Sasha, 31, agrees. “After Covid, none of my clothes fit. I look at everything and have no idea what I’m supposed to be wearing. Over the summer, I’ve just been wearing mumu-type dresses, and I don’t know what to buy, or what I’m looking for. Is it work-from-home gear? Am I going back to the office? I have a new shape and I don’t feel I fit in any of the categories of trends like I used to.”




This is a sentiment felt by many. With months on end in lockdown, and many not going out as much as they used to during the Omicron wave, we don’t know what to buy, or even where we are going and what we are buying it for.


Yes, we could just wear jeans and plain tops and settle into the retro idea of a ‘mom-look,’ but just because we have gotten older, doesn’t mean we don’t still want to play with fashion. I just need a grown-up version of butterfly clips and mood rings, cos I’ve done it already.


For me, I’ve realised it may be time to up the game on certain stores and fashion icons. Just like Tamagotchis and furbis, all good things must come to an end. It may be time to upgrade from the shops we frequented in our 20s, to no longer walk in and feel like we are in the fashion version of Toys R’ Us.
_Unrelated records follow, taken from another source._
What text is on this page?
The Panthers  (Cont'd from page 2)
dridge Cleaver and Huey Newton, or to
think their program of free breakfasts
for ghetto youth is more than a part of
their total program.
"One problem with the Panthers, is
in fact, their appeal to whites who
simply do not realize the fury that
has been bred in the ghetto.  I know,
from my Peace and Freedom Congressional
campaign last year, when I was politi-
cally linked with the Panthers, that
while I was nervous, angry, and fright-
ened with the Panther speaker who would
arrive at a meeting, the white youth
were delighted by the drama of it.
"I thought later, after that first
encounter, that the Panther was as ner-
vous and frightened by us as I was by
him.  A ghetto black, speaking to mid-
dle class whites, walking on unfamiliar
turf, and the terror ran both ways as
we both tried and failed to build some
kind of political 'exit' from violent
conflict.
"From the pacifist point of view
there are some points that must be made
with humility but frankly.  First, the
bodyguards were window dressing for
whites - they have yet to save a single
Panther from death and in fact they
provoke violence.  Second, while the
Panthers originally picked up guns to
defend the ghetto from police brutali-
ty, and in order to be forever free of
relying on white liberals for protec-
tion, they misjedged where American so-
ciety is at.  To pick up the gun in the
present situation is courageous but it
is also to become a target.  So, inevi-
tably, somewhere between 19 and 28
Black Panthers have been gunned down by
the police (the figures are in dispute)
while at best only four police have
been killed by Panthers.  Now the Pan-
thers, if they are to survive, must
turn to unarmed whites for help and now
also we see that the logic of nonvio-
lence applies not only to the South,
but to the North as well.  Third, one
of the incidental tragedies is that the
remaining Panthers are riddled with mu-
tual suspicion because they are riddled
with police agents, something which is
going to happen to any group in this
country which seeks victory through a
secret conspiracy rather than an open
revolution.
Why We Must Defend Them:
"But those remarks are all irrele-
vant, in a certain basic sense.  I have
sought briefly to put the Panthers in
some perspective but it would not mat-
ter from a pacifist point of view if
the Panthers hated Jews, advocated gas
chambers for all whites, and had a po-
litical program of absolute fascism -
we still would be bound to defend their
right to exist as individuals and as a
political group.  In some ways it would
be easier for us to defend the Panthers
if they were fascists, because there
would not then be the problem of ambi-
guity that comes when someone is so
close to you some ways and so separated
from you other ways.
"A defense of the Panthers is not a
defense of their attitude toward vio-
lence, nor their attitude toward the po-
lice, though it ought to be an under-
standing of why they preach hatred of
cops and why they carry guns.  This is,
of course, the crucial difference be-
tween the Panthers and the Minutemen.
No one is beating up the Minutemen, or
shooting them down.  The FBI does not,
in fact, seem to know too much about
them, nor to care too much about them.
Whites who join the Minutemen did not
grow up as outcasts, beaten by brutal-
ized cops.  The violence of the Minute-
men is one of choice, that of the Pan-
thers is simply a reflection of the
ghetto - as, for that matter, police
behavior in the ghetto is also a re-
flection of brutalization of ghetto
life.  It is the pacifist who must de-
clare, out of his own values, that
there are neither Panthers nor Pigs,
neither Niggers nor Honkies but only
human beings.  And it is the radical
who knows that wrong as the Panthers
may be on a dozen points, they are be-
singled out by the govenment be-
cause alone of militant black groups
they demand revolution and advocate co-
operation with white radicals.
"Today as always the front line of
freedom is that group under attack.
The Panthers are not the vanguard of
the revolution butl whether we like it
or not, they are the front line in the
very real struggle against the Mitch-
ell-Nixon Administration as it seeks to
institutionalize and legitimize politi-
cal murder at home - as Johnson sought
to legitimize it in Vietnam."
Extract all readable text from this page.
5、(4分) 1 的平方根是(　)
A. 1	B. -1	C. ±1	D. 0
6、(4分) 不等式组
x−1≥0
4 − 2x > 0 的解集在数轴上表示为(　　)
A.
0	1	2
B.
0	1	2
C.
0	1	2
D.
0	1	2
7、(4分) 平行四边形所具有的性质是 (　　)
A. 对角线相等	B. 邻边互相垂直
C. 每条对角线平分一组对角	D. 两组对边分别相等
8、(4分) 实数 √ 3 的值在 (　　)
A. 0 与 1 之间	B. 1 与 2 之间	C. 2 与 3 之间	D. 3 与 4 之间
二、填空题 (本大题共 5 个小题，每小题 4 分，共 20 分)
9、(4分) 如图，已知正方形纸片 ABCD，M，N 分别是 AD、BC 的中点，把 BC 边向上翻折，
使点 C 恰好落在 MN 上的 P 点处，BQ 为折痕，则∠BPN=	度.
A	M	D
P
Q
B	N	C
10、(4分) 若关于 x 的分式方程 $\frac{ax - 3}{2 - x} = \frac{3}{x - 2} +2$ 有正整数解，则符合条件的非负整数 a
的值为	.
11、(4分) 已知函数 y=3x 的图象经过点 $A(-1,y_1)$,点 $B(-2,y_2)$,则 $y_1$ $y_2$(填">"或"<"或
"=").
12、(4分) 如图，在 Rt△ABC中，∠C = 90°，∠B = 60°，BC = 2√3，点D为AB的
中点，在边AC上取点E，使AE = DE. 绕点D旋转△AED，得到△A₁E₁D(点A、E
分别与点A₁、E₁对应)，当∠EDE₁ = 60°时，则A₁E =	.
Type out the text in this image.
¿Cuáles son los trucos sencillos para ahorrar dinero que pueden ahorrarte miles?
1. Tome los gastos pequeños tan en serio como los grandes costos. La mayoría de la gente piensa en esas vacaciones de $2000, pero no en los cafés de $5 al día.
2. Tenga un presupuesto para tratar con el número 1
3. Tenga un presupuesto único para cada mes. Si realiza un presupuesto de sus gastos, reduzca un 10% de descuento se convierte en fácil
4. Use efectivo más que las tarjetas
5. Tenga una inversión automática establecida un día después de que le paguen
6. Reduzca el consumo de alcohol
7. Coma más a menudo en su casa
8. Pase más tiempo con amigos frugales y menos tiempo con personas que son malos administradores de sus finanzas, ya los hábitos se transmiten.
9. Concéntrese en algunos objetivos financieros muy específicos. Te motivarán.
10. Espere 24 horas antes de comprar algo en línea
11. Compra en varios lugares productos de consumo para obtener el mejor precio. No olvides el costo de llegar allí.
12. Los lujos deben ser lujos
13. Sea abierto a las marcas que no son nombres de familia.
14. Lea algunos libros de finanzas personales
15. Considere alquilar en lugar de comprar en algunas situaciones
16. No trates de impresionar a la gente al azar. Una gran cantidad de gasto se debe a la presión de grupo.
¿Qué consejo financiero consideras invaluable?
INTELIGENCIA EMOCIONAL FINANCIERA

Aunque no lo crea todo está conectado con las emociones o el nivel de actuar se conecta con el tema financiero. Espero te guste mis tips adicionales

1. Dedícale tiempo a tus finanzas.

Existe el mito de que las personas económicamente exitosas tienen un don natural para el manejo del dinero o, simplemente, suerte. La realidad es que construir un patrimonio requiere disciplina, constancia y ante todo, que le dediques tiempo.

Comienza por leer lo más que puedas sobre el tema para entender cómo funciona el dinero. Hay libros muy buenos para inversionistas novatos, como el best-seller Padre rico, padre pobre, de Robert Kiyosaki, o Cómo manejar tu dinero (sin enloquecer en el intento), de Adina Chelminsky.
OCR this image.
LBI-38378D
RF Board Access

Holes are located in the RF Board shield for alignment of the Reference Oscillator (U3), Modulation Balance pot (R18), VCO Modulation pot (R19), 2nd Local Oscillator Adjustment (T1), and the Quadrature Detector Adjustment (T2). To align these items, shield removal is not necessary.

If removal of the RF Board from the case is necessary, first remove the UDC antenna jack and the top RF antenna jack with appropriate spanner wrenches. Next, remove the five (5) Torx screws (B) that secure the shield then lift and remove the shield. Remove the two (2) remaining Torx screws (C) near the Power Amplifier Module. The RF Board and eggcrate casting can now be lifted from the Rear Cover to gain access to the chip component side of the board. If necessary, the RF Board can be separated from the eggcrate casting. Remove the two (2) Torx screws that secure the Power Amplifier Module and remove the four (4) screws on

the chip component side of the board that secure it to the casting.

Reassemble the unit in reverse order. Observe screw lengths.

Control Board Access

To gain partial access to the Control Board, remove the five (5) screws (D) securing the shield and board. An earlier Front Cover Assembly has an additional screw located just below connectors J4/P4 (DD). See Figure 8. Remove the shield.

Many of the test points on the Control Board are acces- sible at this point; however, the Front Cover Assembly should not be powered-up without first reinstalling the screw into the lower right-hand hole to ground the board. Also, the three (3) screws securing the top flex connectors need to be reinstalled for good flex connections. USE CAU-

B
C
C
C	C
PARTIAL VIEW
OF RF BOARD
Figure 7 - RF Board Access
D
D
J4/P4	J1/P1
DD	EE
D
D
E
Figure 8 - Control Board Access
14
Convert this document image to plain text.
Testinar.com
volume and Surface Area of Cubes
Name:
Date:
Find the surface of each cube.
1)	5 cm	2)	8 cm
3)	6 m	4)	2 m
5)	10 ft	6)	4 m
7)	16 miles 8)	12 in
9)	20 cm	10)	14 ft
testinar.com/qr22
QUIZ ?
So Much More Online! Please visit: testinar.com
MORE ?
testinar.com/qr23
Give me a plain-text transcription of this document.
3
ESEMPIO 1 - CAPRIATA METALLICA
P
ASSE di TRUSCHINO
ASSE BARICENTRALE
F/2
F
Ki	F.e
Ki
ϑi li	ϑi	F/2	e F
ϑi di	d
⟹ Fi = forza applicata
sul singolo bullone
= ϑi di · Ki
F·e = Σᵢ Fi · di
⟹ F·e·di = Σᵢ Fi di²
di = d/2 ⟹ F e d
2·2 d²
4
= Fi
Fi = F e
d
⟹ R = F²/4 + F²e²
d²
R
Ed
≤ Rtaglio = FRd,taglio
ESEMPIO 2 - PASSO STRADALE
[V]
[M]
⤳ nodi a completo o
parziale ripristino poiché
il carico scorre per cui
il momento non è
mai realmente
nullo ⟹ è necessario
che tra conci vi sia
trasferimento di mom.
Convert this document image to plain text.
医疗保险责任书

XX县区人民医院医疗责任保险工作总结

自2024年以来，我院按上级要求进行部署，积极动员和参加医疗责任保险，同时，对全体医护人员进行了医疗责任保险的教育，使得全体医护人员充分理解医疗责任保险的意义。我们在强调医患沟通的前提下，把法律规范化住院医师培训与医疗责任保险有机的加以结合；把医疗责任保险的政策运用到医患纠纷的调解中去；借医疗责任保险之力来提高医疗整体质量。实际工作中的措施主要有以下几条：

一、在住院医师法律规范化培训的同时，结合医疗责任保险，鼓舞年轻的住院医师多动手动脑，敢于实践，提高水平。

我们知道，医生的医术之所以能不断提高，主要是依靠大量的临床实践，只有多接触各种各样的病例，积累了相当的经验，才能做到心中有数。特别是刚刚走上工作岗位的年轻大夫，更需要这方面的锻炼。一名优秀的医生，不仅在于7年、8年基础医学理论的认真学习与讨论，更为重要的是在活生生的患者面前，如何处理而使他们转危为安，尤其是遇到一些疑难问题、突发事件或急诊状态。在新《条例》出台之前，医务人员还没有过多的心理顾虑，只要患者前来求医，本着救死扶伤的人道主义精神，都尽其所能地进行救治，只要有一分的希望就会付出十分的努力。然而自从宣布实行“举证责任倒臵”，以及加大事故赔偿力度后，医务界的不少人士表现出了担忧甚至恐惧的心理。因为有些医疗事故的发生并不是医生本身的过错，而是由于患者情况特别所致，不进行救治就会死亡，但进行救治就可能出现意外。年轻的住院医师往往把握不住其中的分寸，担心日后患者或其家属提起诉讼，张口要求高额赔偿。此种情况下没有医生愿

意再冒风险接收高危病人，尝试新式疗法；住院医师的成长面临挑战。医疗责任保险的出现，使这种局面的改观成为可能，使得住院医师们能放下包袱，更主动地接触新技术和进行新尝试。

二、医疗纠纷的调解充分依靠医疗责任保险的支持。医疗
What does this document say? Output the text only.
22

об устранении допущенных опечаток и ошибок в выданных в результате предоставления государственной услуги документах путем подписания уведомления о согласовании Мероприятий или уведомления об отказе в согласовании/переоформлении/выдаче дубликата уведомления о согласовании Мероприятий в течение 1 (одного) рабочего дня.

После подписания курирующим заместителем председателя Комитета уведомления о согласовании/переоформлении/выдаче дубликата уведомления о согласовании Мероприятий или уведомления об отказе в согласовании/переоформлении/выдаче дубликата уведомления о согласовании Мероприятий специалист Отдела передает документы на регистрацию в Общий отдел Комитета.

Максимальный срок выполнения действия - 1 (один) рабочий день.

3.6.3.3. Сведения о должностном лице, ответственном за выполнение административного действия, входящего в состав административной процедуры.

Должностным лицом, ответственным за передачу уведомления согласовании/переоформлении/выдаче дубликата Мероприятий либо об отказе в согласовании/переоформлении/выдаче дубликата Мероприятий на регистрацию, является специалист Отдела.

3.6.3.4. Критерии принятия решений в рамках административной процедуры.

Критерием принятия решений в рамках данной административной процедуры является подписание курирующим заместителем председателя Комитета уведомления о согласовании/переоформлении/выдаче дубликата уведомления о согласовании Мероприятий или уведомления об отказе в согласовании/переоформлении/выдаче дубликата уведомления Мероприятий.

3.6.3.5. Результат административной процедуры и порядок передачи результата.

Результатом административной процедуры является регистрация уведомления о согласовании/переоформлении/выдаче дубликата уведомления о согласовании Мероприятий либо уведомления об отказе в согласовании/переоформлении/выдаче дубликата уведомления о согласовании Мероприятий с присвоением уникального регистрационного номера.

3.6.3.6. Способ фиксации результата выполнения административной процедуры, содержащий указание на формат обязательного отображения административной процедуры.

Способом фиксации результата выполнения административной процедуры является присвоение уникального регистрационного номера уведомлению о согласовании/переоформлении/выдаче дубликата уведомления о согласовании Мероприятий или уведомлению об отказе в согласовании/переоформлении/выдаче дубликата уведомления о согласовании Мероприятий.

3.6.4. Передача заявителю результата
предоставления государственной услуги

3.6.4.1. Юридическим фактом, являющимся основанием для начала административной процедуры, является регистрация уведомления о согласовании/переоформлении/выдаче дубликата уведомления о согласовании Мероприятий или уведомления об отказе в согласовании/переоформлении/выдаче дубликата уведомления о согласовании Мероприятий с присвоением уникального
So yes, it may be the end of an era, and feel a bit daunting knowing that the ones dominating fashion are old enough to theoretically be our own children. And while I don’t really want to re-visit the tiny sunglasses and handbags I see in stores I used to frequent, sometimes seeing the younger generation doing this with their middle parts and retro tees makes me smile and remember how much fun I had during those times – as long as they promise not to bring back mini-skirt and Uggs. Like low rise jeans, it's a hell no, huns.